Mrs. Worthington passed hurriedly through the dining-room, the table

gave evidence that somebody had partaken of the marriage feast, and not

very sparingly either. But she did not care, her thoughts were divided

between the distant Adah, her daughter--her own--the little brown-eyed

child she had been so proud of years ago, and the moaning, wretched girl

upstairs, 'Lina, tossing distractedly from side to side; now holding her

throbbing head, and now thrusting out her hot, dry hands, as if to keep

off some fancied form, whose hair, she said, was white as snow, and who

claimed to be her mother.

The shock had been a terrible one to 'Lina--terrible in more senses than

one. She did love Dr.
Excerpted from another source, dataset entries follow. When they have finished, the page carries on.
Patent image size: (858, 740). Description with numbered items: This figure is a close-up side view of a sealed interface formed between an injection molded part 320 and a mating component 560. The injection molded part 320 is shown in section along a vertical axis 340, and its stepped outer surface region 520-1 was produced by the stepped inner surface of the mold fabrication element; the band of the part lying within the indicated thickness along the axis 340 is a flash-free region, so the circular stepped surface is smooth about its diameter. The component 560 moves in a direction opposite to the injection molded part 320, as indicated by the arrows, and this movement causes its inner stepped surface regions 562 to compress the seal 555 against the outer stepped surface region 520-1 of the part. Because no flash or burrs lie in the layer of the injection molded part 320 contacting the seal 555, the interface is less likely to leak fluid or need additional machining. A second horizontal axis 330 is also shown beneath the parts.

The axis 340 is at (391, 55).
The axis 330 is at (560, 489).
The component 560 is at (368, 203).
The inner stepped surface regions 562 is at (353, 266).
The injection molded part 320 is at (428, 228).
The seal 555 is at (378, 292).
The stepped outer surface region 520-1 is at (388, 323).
Richards; and the losing him was enough of itself

to drive her mad; but worse even than this, and far more humiliating to

her pride, was the discovery of her parentage, the knowing that a

convict was her father, a common servant her mother, and that no

marriage tie had hallowed her birth.

"Oh, I can't bear it!" she cried. "I can't. I wish I might die! Will

nobody kill me? Hugh, you will, I know!"

But Hugh was away for the family physician, for he would not trust a

gossiping servant to do the errand. Once before that doctor had stood by

'Lina's bedside, and felt her feverish pulse, but his face then was not

as anxious as now. He did not speak of danger, but Hugh, who watched him

narrowly, read it in his face, and following him down the stairs, asked

to be told the truth.

"She is going to be very sick. She may get well, but I have little to

hope from symptoms like hers."

That was the doctor's reply, and with a sigh Hugh went back to the sick

girl, who had given him little else than sarcasm and scorn.